Politik : Geiseldrama auf Jolo: Renate Wallert ist endlich frei

Knapp drei Monate nach ihrer Entführung von der malaysischen Insel Sipadan ist die deutsche Geisel Renate Wallert wieder frei. Beauftragte der philippinischen Regierung brachten die geschwächte Frau am Montag aus dem Lager der Abu-Sayyaf-Entführer auf der Insel Jolo in ein nahe gelegenes Dorf. Dort wurde sie von Chefunterhändler Robert Aventajado empfangen. Die 56-jährige trat noch am Montag die Heimreise nach Deutschland an.

Ihr ebenfalls verschleppter Mann Werner und Sohn Marc blieben mit 16 weiteren Leidensgenossen weiter in der Hand der Kidnapper auf der Insel Jolo. Nach Angaben aus Kreisen der Vermittler flossen für die Freilassung der Göttinger Musiklehrerin umgerechnet knapp zwei Millionen Mark Lösegeld. Außenminister Joschka Fischer sagte auf entsprechende Fragen nur knapp: "Kein Kommentar". Ein Vertreter des Auswärtigen Amtes äußerte gegenüber dem Tagesspiegel, man wolle sich erst auf die Freilassung der übrigen Geiseln konzentrieren, danach könne man über die Details öffentlich reden.
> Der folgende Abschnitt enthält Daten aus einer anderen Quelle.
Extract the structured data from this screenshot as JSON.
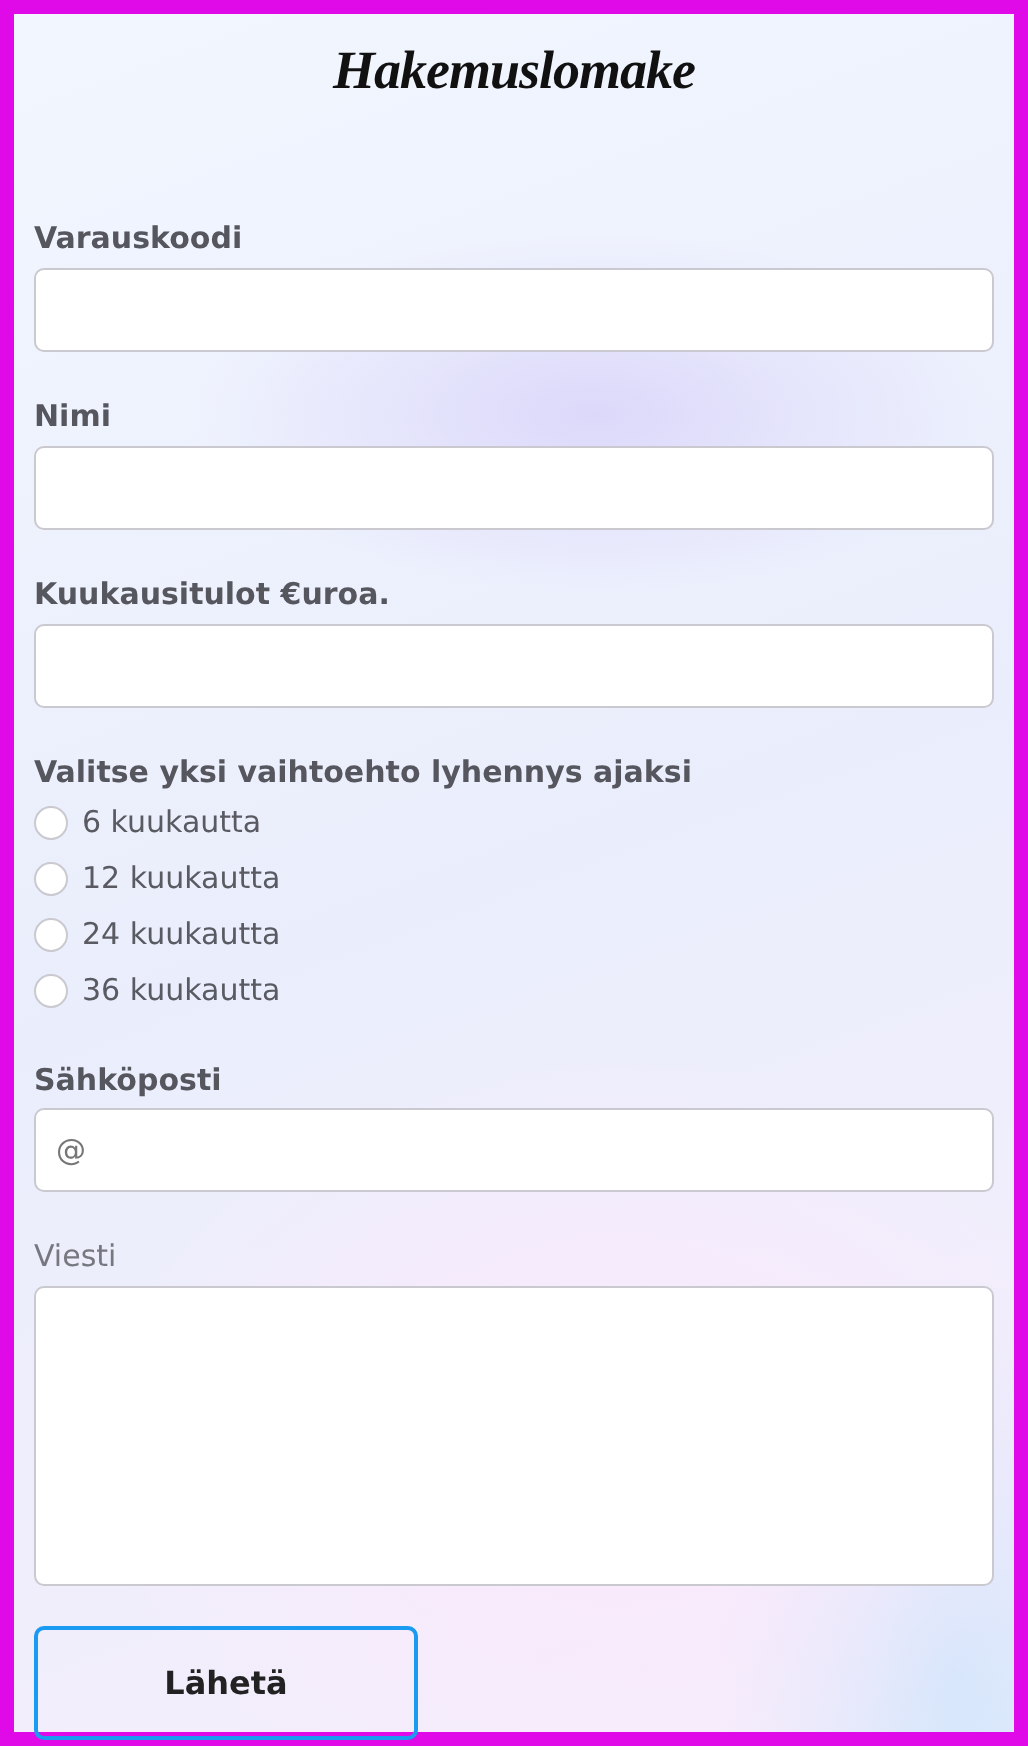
{
  "title": "Hakemuslomake",
  "sections": [
    {
      "kind": "text",
      "label": "Varauskoodi"
    },
    {
      "kind": "text",
      "label": "Nimi"
    },
    {
      "kind": "text",
      "label": "Kuukausitulot €uroa."
    },
    {
      "kind": "radio",
      "label": "Valitse yksi vaihtoehto lyhennys ajaksi",
      "options": [
        {
          "label": "6 kuukautta",
          "selected": false
        },
        {
          "label": "12 kuukautta",
          "selected": false
        },
        {
          "label": "24 kuukautta",
          "selected": false
        },
        {
          "label": "36 kuukautta",
          "selected": false
        }
      ]
    },
    {
      "kind": "email",
      "label": "Sähköposti",
      "placeholder": "@"
    },
    {
      "kind": "textarea",
      "label": "Viesti"
    }
  ],
  "submit": "Lähetä"
}
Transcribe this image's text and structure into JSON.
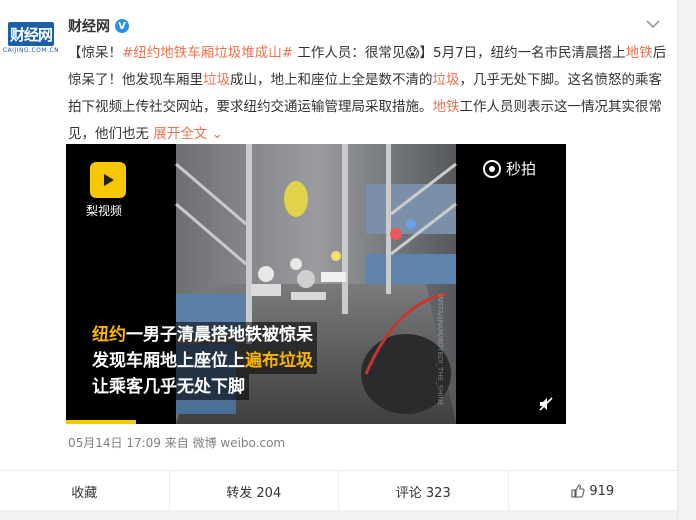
{
  "post": {
    "author": "财经网",
    "avatar_logo": "财经网",
    "avatar_sub": "CAIJING.COM.CN",
    "text_segments": [
      {
        "t": "【惊呆！",
        "link": false
      },
      {
        "t": "#纽约地铁车厢垃圾堆成山#",
        "link": true
      },
      {
        "t": " 工作人员：很常见",
        "link": false
      },
      {
        "t": "😱",
        "link": false
      },
      {
        "t": "】5月7日，纽约一名市民清晨搭上",
        "link": false
      },
      {
        "t": "地铁",
        "link": true
      },
      {
        "t": "后惊呆了！他发现车厢里",
        "link": false
      },
      {
        "t": "垃圾",
        "link": true
      },
      {
        "t": "成山，地上和座位上全是数不清的",
        "link": false
      },
      {
        "t": "垃圾",
        "link": true
      },
      {
        "t": "，几乎无处下脚。这名愤怒的乘客拍下视频上传社交网站，要求纽约交通运输管理局采取措施。",
        "link": false
      },
      {
        "t": "地铁",
        "link": true
      },
      {
        "t": "工作人员则表示这一情况其实很常见，他们也无 ",
        "link": false
      }
    ],
    "more_label": "展开全文",
    "more_icon": "chevron-down-icon",
    "meta": "05月14日 17:09 来自 微博 weibo.com"
  },
  "video": {
    "brand_left": "梨视频",
    "brand_right": "秒拍",
    "caption_lines": [
      [
        {
          "t": "纽约",
          "hl": true
        },
        {
          "t": "一男子清晨搭地铁被惊呆",
          "hl": false
        }
      ],
      [
        {
          "t": "发现车厢地上座位上",
          "hl": false
        },
        {
          "t": "遍布垃圾",
          "hl": true
        }
      ],
      [
        {
          "t": "让乘客几乎无处下脚",
          "hl": false
        }
      ]
    ],
    "watermark": "INSTAGRAM/BOYBOI_THE_SHINE"
  },
  "actions": {
    "favorite": "收藏",
    "repost": "转发 204",
    "comment": "评论 323",
    "like": "919"
  },
  "colors": {
    "link": "#eb7350",
    "verified": "#2a8ee8",
    "brand": "#1a5fa8",
    "highlight": "#f7b500"
  }
}
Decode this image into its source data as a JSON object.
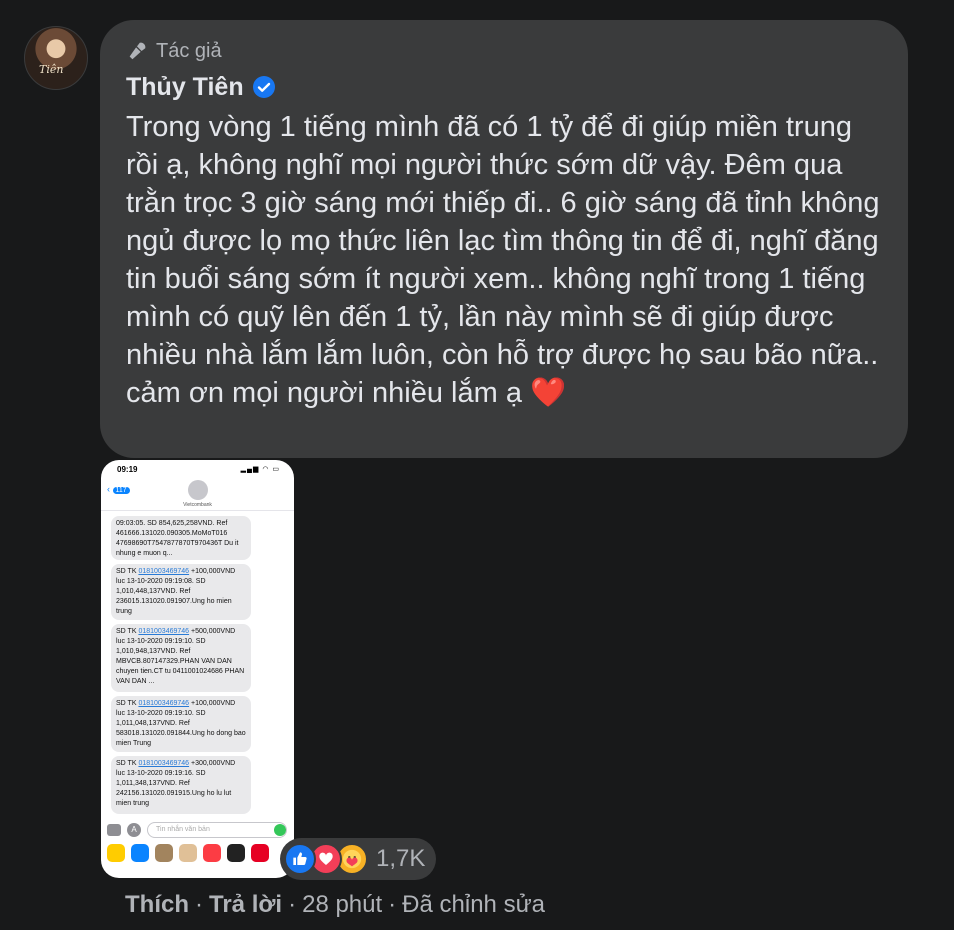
{
  "comment": {
    "author_tag": "Tác giả",
    "author_name": "Thủy Tiên",
    "avatar_signature": "Tiên",
    "text": "Trong vòng 1 tiếng mình đã có 1 tỷ để đi giúp miền trung rồi ạ, không nghĩ mọi người thức sớm dữ vậy. Đêm qua trằn trọc 3 giờ sáng mới thiếp đi.. 6 giờ sáng đã tỉnh không ngủ được lọ mọ thức liên lạc tìm thông tin để đi, nghĩ đăng tin buổi sáng sớm ít người xem.. không nghĩ trong 1 tiếng mình có quỹ lên đến 1 tỷ, lần này mình sẽ đi giúp được nhiều nhà lắm lắm luôn, còn hỗ trợ được họ sau bão nữa.. cảm ơn mọi người nhiều lắm ạ",
    "emoji": "❤️"
  },
  "screenshot": {
    "time": "09:19",
    "back_count": "117",
    "contact": "Vietcombank",
    "messages": [
      {
        "pre": "",
        "link": "",
        "post": "09:03:05. SD 854,625,258VND. Ref 461666.131020.090305.MoMoT016 47698690T7547877870T970436T Du it nhung e muon q..."
      },
      {
        "pre": "SD TK ",
        "link": "0181003469746",
        "post": " +100,000VND luc 13-10-2020 09:19:08. SD 1,010,448,137VND. Ref 236015.131020.091907.Ung ho mien trung"
      },
      {
        "pre": "SD TK ",
        "link": "0181003469746",
        "post": " +500,000VND luc 13-10-2020 09:19:10. SD 1,010,948,137VND. Ref MBVCB.807147329.PHAN VAN DAN chuyen tien.CT tu 0411001024686 PHAN VAN DAN ..."
      },
      {
        "pre": "SD TK ",
        "link": "0181003469746",
        "post": " +100,000VND luc 13-10-2020 09:19:10. SD 1,011,048,137VND. Ref 583018.131020.091844.Ung ho dong bao mien Trung"
      },
      {
        "pre": "SD TK ",
        "link": "0181003469746",
        "post": " +300,000VND luc 13-10-2020 09:19:16. SD 1,011,348,137VND. Ref 242156.131020.091915.Ung ho lu lut mien trung"
      }
    ],
    "input_placeholder": "Tin nhắn văn bản"
  },
  "reactions": {
    "count": "1,7K",
    "types": [
      "like-icon",
      "love-icon",
      "care-icon"
    ]
  },
  "actions": {
    "like": "Thích",
    "reply": "Trả lời",
    "time": "28 phút",
    "edited": "Đã chỉnh sửa",
    "sep": "·"
  },
  "colors": {
    "background": "#18191a",
    "bubble": "#3a3b3c",
    "text": "#e4e6eb",
    "secondary": "#b0b3b8",
    "like_blue": "#1877f2",
    "love_red": "#f33e58"
  }
}
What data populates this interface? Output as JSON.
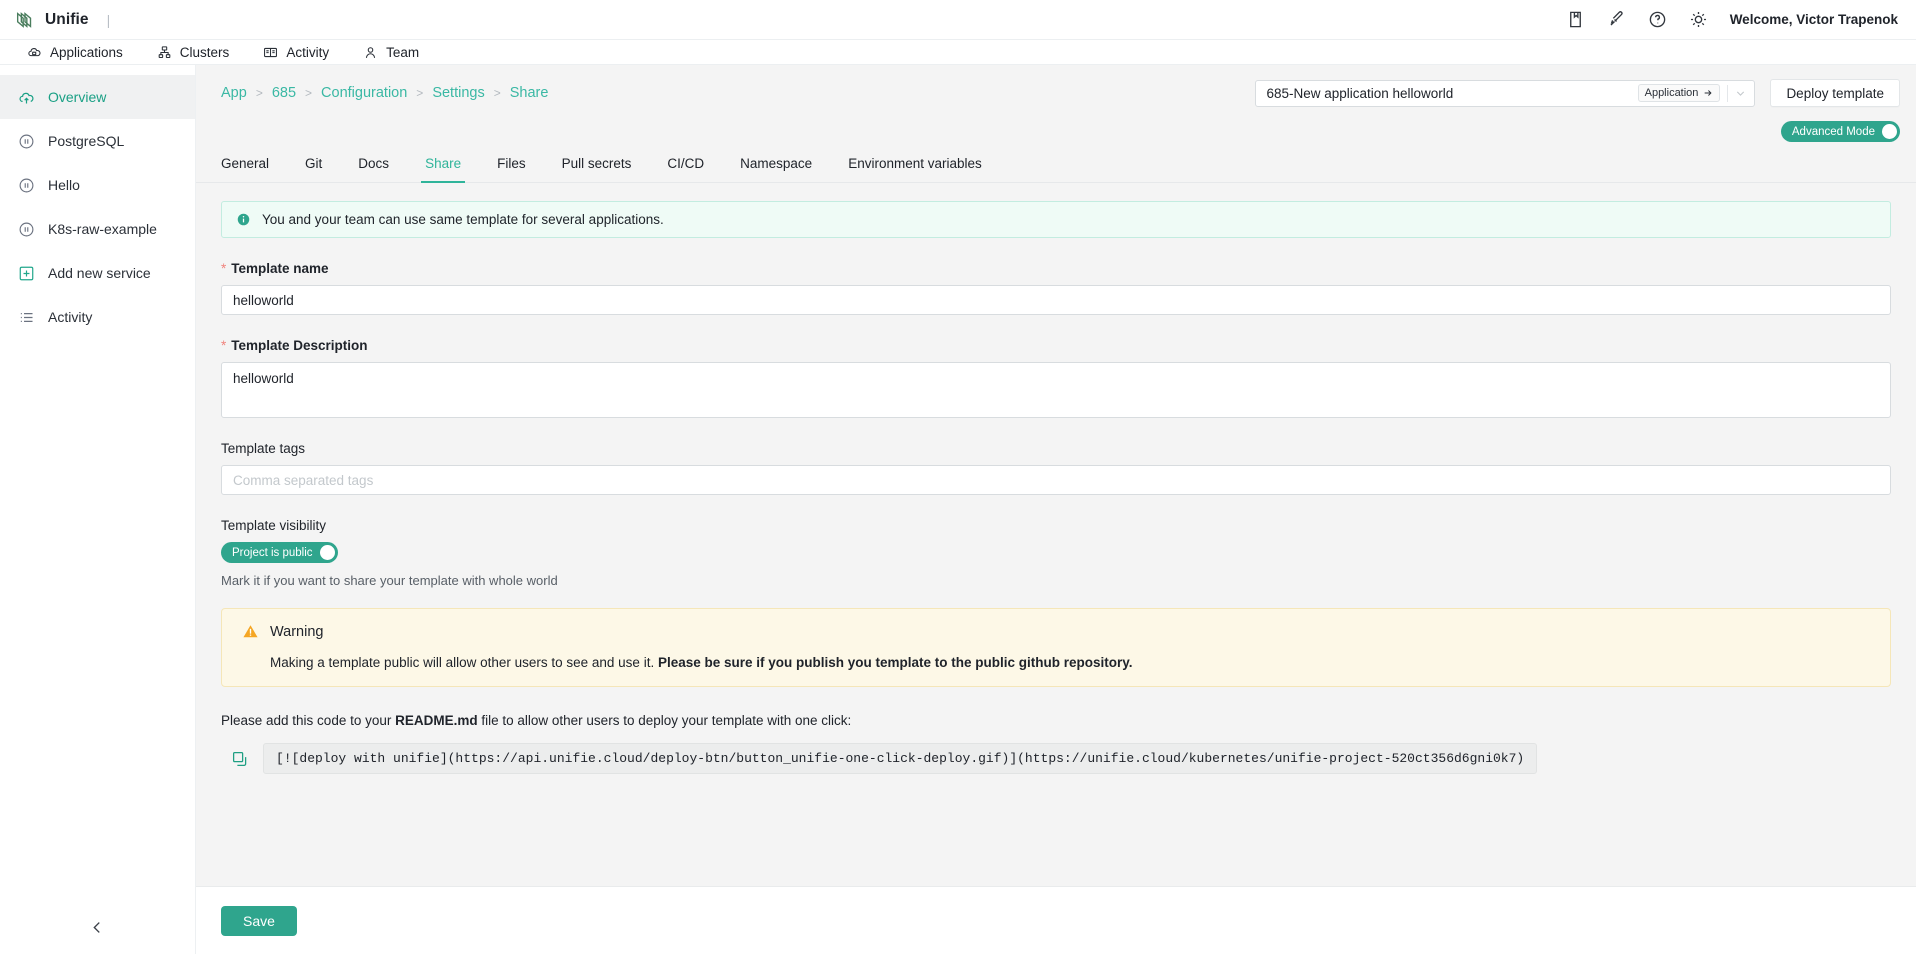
{
  "topbar": {
    "brand": "Unifie",
    "divider": "|",
    "welcome": "Welcome, Victor Trapenok",
    "icons": [
      "book-icon",
      "rocket-icon",
      "help-circle-icon",
      "sun-icon"
    ]
  },
  "nav": {
    "items": [
      {
        "label": "Applications",
        "icon": "cloud-apps-icon"
      },
      {
        "label": "Clusters",
        "icon": "cluster-icon"
      },
      {
        "label": "Activity",
        "icon": "book-open-icon"
      },
      {
        "label": "Team",
        "icon": "user-icon"
      }
    ]
  },
  "sidebar": {
    "items": [
      {
        "label": "Overview",
        "icon": "cloud-up-icon",
        "active": true
      },
      {
        "label": "PostgreSQL",
        "icon": "pause-circle-icon",
        "active": false
      },
      {
        "label": "Hello",
        "icon": "pause-circle-icon",
        "active": false
      },
      {
        "label": "K8s-raw-example",
        "icon": "pause-circle-icon",
        "active": false
      },
      {
        "label": "Add new service",
        "icon": "plus-square-icon",
        "active": false
      },
      {
        "label": "Activity",
        "icon": "list-icon",
        "active": false
      }
    ],
    "collapse_icon": "chevron-left-icon"
  },
  "breadcrumb": {
    "items": [
      "App",
      "685",
      "Configuration",
      "Settings",
      "Share"
    ],
    "separator": ">"
  },
  "header": {
    "app_select_value": "685-New application helloworld",
    "app_badge": "Application",
    "app_badge_icon": "arrow-right-icon",
    "dropdown_icon": "chevron-down-icon",
    "deploy_label": "Deploy template",
    "advanced_mode_label": "Advanced Mode",
    "advanced_mode_on": true
  },
  "tabs": [
    {
      "label": "General",
      "active": false
    },
    {
      "label": "Git",
      "active": false
    },
    {
      "label": "Docs",
      "active": false
    },
    {
      "label": "Share",
      "active": true
    },
    {
      "label": "Files",
      "active": false
    },
    {
      "label": "Pull secrets",
      "active": false
    },
    {
      "label": "CI/CD",
      "active": false
    },
    {
      "label": "Namespace",
      "active": false
    },
    {
      "label": "Environment variables",
      "active": false
    }
  ],
  "main": {
    "info_banner": "You and your team can use same template for several applications.",
    "template_name": {
      "label": "Template name",
      "required": true,
      "value": "helloworld"
    },
    "template_description": {
      "label": "Template Description",
      "required": true,
      "value": "helloworld"
    },
    "template_tags": {
      "label": "Template tags",
      "required": false,
      "value": "",
      "placeholder": "Comma separated tags"
    },
    "template_visibility": {
      "label": "Template visibility",
      "toggle_label": "Project is public",
      "toggle_on": true,
      "hint": "Mark it if you want to share your template with whole world"
    },
    "warning": {
      "title": "Warning",
      "text_normal": "Making a template public will allow other users to see and use it.",
      "text_bold": "Please be sure if you publish you template to the public github repository."
    },
    "readme": {
      "prefix": "Please add this code to your ",
      "file": "README.md",
      "suffix": " file to allow other users to deploy your template with one click:"
    },
    "code_snippet": "[![deploy with unifie](https://api.unifie.cloud/deploy-btn/button_unifie-one-click-deploy.gif)](https://unifie.cloud/kubernetes/unifie-project-520ct356d6gni0k7)",
    "copy_icon": "copy-icon"
  },
  "footer": {
    "save_label": "Save"
  },
  "colors": {
    "accent": "#2fa58d",
    "link": "#3ab8a4",
    "tab_active": "#2fb49a",
    "required": "#f0837d",
    "info_bg": "#effbf6",
    "warn_bg": "#fdf8e7",
    "warn_icon": "#f5a623",
    "page_bg": "#f4f4f4"
  }
}
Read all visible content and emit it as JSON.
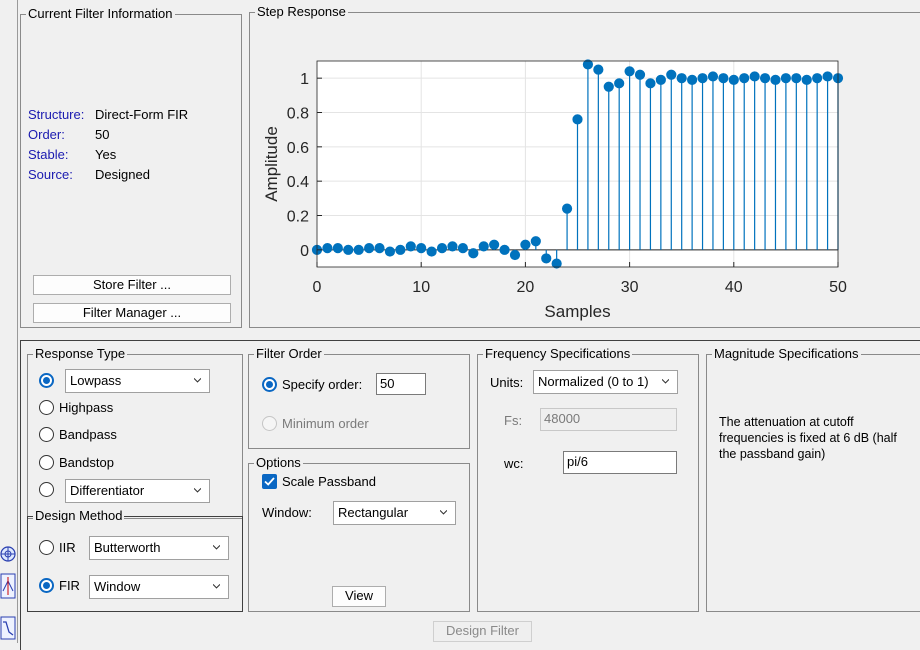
{
  "filter_info": {
    "title": "Current Filter Information",
    "rows": [
      {
        "key": "Structure:",
        "value": "Direct-Form FIR"
      },
      {
        "key": "Order:",
        "value": "50"
      },
      {
        "key": "Stable:",
        "value": "Yes"
      },
      {
        "key": "Source:",
        "value": "Designed"
      }
    ],
    "store_filter_button": "Store Filter ...",
    "filter_manager_button": "Filter Manager ..."
  },
  "step_response": {
    "title": "Step Response"
  },
  "response_type": {
    "title": "Response Type",
    "lowpass_select": "Lowpass",
    "highpass": "Highpass",
    "bandpass": "Bandpass",
    "bandstop": "Bandstop",
    "differentiator_select": "Differentiator",
    "selected": "Lowpass"
  },
  "design_method": {
    "title": "Design Method",
    "iir_label": "IIR",
    "iir_select": "Butterworth",
    "fir_label": "FIR",
    "fir_select": "Window",
    "selected": "FIR"
  },
  "filter_order": {
    "title": "Filter Order",
    "specify_label": "Specify order:",
    "order_value": "50",
    "minimum_label": "Minimum order"
  },
  "options": {
    "title": "Options",
    "scale_passband_label": "Scale Passband",
    "scale_passband_checked": true,
    "window_label": "Window:",
    "window_select": "Rectangular",
    "view_button": "View"
  },
  "freq_specs": {
    "title": "Frequency Specifications",
    "units_label": "Units:",
    "units_select": "Normalized (0 to 1)",
    "fs_label": "Fs:",
    "fs_value": "48000",
    "wc_label": "wc:",
    "wc_value": "pi/6"
  },
  "mag_specs": {
    "title": "Magnitude Specifications",
    "text": "The attenuation at cutoff frequencies is fixed at 6 dB (half the passband gain)"
  },
  "design_filter_button": "Design Filter",
  "chart_data": {
    "type": "stem",
    "xlabel": "Samples",
    "ylabel": "Amplitude",
    "xlim": [
      0,
      50
    ],
    "ylim": [
      -0.1,
      1.1
    ],
    "xticks": [
      0,
      10,
      20,
      30,
      40,
      50
    ],
    "yticks": [
      0,
      0.2,
      0.4,
      0.6,
      0.8,
      1
    ],
    "ytick_labels": [
      "0",
      "0.2",
      "0.4",
      "0.6",
      "0.8",
      "1"
    ],
    "grid": true,
    "color": "#0072bd",
    "x": [
      0,
      1,
      2,
      3,
      4,
      5,
      6,
      7,
      8,
      9,
      10,
      11,
      12,
      13,
      14,
      15,
      16,
      17,
      18,
      19,
      20,
      21,
      22,
      23,
      24,
      25,
      26,
      27,
      28,
      29,
      30,
      31,
      32,
      33,
      34,
      35,
      36,
      37,
      38,
      39,
      40,
      41,
      42,
      43,
      44,
      45,
      46,
      47,
      48,
      49,
      50
    ],
    "y": [
      0,
      0.01,
      0.01,
      0,
      0,
      0.01,
      0.01,
      -0.01,
      0,
      0.02,
      0.01,
      -0.01,
      0.01,
      0.02,
      0.01,
      -0.02,
      0.02,
      0.03,
      0,
      -0.03,
      0.03,
      0.05,
      -0.05,
      -0.08,
      0.24,
      0.76,
      1.08,
      1.05,
      0.95,
      0.97,
      1.04,
      1.02,
      0.97,
      0.99,
      1.02,
      1,
      0.99,
      1,
      1.01,
      1,
      0.99,
      1,
      1.01,
      1,
      0.99,
      1,
      1,
      0.99,
      1,
      1.01,
      1
    ]
  }
}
"Endlich haben wir Frau Wallert wieder bei uns", sagte der philippinische Unterhändler Aventajado, als er die Freigelassene mit einer herzlichen Umarmung begrüßte. Die schmerzgebeugte und mit langsamen Schritten gehende Wallert brach in Tränen aus, als sie von Aventajado in den Arm genommen wurde. Sie trug ein islamisches Kopftuch, leichte Hosen und Gummisandalen. Sie dankte allen, die für sie und ihre Familie gebetet hätten. "Es ist angekommen, und ich bin wieder ganz gesund geworden."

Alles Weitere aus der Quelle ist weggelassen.